Impactos da flexibilização das leis ambientais brasileiras
Enviada em 01/09/2019
Chico Mendes e Dorothy Stang foram ambientalistas que dedicaram suas vidas em prol da causa e foram brutalmente assassinados no Brasil. No entanto, as mortes desses mártires não foram suficientes para promover um maior zelo com o meio ambiente e, hoje, tramita no Congresso Nacional o projeto que pretende flexibilizar as leis ambientais e, com isso, abrir a porta para maiores devastações e dificultar o trabalho de fiscalização.

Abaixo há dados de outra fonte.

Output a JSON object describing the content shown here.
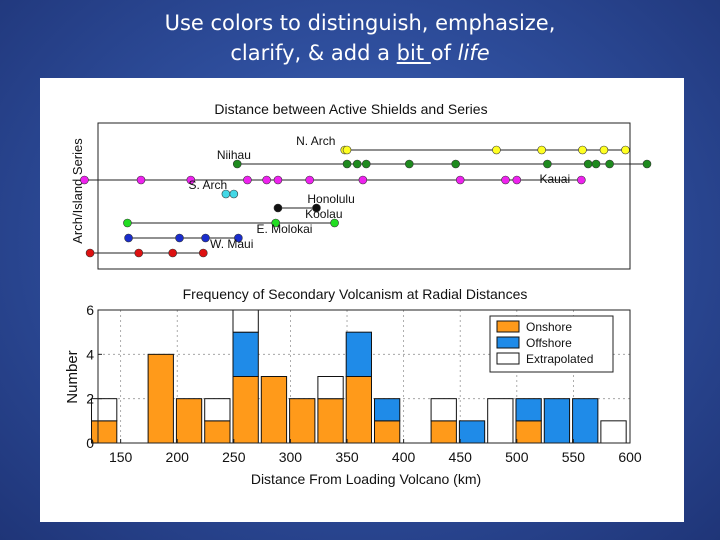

Em primeiro lugar, é inexorável afirmar que a diminuição das leis que protegem o meio ambiente irá causar danos irreparáveis à natureza. De acordo com dados divulgados pela ONG Imazon, o desmatamento na Amazônia aumentou cerca de 15% nos últimos 12 meses. Logo, percebe-se que o simples fato do projeto de lei está tramitando e prestes a entrar em vigor já atua como vetor para o desmatamento. Ademais, a flexibilização pode atuar como alavanca para o crescimento da poluição de corpos d’água, tráfico de animais, biopirataria e conflitos territoriais. Dessa forma, torna-se perceptível o quanto essa questão é prejudicial à natureza.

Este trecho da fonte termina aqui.